С Саломой Люлю протрещала почти до вечера: ей не хотелось возвращаться к жениху, в тьму и холод. С собой ей завернули полпирога с печенью, ещё теплую курицу-гриль, какие-то салаты, коробку конфет. Жак смирно сидел у окна, пытаясь при свете угасающего дня читать газету. "Вот, поешь," - Люлю выложила еду на стол. Жак побито, по-собачьи подошел к ней. Ей показалось, что он сейчас лизнёт ей руку, гноящиеся глаза его подозрительно блестели. "Моя Люлю...Люлю...Мерси! мерси и пардон..." - давясь, вгрызся он в пирог. По морщинистым его щекам текли слезы.
***
Муж Неффы, кожаной негритянки, работал в местной мэрии, так что обженили Люлю с Жаком быстро и без лишних вопросов, объяснили, как подавать на гражданство, помогли собрать бумаги.

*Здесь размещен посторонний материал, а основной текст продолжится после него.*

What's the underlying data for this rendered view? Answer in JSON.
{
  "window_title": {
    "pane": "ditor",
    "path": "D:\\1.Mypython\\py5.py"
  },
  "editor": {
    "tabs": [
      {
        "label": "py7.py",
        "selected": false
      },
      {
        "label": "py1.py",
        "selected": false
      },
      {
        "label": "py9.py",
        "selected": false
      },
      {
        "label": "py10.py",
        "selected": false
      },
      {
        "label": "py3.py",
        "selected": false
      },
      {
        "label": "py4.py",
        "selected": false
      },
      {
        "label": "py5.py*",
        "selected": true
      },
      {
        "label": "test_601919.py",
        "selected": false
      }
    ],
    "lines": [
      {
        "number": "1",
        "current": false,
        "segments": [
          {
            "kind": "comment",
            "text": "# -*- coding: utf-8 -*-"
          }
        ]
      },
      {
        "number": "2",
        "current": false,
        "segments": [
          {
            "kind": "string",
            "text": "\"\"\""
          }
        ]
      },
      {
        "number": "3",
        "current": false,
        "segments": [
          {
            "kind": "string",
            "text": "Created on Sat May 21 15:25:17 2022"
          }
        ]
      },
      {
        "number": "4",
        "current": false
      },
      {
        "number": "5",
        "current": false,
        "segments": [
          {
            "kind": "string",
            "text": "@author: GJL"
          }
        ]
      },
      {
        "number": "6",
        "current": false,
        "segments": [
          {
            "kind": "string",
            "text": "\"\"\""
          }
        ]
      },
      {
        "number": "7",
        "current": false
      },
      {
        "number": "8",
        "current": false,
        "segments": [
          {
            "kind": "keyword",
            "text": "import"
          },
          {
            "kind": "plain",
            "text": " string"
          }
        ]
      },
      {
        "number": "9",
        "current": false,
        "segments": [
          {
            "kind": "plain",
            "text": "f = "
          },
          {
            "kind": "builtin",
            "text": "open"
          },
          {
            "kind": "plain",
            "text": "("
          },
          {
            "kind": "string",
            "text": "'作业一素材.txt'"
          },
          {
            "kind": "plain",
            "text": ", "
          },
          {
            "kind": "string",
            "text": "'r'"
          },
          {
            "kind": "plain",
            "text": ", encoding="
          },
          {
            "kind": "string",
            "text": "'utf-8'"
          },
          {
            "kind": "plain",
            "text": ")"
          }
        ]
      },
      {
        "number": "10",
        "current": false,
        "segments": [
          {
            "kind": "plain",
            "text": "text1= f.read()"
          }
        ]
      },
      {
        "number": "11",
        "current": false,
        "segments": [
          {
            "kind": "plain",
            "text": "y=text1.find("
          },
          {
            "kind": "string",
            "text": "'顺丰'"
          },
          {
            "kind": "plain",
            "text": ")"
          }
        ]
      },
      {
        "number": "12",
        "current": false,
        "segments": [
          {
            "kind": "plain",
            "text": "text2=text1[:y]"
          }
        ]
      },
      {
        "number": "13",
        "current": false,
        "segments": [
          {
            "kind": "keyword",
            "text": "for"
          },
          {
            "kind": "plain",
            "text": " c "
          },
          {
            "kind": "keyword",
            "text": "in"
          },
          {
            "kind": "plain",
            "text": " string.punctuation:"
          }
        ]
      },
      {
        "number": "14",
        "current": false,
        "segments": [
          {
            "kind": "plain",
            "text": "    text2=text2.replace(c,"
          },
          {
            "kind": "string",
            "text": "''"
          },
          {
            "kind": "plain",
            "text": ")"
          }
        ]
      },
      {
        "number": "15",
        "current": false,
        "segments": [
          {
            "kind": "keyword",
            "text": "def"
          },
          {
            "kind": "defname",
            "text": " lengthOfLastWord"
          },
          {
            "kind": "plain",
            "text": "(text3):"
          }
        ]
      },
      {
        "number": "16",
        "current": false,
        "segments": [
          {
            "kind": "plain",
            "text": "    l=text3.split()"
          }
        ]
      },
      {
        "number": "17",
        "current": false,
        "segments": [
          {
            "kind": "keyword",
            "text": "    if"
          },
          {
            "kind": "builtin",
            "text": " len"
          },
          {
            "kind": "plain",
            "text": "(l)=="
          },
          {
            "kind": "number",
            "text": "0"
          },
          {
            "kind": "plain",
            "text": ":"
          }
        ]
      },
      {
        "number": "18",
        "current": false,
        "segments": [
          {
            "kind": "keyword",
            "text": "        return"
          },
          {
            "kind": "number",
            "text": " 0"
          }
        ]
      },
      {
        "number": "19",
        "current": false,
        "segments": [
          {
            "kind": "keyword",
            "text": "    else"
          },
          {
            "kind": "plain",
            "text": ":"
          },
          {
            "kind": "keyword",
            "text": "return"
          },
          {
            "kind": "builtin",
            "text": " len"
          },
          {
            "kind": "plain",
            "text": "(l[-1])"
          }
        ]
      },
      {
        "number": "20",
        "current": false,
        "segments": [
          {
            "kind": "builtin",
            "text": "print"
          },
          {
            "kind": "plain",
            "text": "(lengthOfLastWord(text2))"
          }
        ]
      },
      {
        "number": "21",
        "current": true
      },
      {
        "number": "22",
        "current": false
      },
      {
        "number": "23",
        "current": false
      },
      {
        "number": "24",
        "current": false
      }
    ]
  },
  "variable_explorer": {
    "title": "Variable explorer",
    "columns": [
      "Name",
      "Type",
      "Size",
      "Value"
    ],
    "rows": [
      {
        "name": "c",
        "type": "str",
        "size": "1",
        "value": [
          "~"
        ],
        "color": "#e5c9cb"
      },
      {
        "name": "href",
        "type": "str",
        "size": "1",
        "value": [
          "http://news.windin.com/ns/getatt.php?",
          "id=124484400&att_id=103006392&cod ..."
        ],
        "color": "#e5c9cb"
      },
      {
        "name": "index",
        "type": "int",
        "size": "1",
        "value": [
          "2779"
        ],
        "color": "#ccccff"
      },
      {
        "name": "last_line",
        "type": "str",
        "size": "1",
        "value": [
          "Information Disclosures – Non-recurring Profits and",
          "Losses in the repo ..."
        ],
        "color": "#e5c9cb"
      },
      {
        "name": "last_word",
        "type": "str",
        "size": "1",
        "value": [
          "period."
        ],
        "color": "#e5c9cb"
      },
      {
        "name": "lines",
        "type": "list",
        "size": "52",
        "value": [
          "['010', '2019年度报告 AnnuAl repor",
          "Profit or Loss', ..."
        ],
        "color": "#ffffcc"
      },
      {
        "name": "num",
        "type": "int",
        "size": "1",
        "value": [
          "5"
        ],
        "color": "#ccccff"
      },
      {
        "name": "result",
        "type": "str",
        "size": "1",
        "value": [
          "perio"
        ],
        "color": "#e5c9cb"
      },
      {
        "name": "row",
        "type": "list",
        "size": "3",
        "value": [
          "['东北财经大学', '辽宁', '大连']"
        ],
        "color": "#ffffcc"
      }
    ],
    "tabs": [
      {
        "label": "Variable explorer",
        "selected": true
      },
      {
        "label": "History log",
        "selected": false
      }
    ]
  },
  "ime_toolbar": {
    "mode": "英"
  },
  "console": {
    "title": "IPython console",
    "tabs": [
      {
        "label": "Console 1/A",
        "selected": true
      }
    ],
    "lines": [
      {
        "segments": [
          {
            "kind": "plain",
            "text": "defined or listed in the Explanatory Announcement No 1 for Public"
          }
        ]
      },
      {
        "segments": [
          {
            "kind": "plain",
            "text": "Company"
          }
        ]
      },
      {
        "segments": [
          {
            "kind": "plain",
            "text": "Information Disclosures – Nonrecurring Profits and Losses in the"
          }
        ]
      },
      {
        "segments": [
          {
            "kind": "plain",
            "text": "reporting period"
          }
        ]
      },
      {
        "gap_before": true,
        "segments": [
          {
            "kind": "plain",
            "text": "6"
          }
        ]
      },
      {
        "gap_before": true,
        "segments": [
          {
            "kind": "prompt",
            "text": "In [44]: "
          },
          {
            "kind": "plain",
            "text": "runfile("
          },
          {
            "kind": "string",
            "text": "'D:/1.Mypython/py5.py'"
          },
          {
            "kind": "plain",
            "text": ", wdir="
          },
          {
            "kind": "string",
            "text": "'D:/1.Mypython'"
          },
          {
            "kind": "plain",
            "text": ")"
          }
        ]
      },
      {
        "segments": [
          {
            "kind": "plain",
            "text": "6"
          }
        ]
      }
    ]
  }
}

С тремя детьми Неффы Люлю уматывалась за день раз в десять больше, чем в Набережных Челнах со всей двадцатиголовой группой, такими они были буйными и неуправляемыми, да и сама Неффа оказалась истеричной, психованной, могла наорать ни за что, но выбора у Люлю не было: жизнь в городишке оказалась, как ни экономь, как ни вертись, куда дороже, чем в Набережных Челнах, более того, заплатив долги за свет и воду (в двести с лишним евро каждый), она с ужасом обнаружила, что на Жаке висят уже не многосотенные, но многотысячные пени по налогам на недвижимость. На фоне этих цифр пылью и тленом казались сбережения в лифчике, тоже уже порядком просевшие. "Отберут дом!" - спокойно, без особых эмоций, говорил ей Жак-фаталист, - "ещё и выиграем в деньгах без этих безумных налогов". - "А мы куда пойдем?" - "Авось не пропадём. Ты же умница у меня!" Жак вообще смотрел на жизнь с непонятным Люлю спокойствием, либо застарелым отчаянием. По словам Саломы, он был даже неплохо образован, когда-то давно пытался сдавать экзамены на право преподавания иcтории, но несколько неудачных попыток настолько его подкосили, что он просто отдался на волю жизненных волн. И река жизни его несла, несла - сама, без всяких усилий с его стороны.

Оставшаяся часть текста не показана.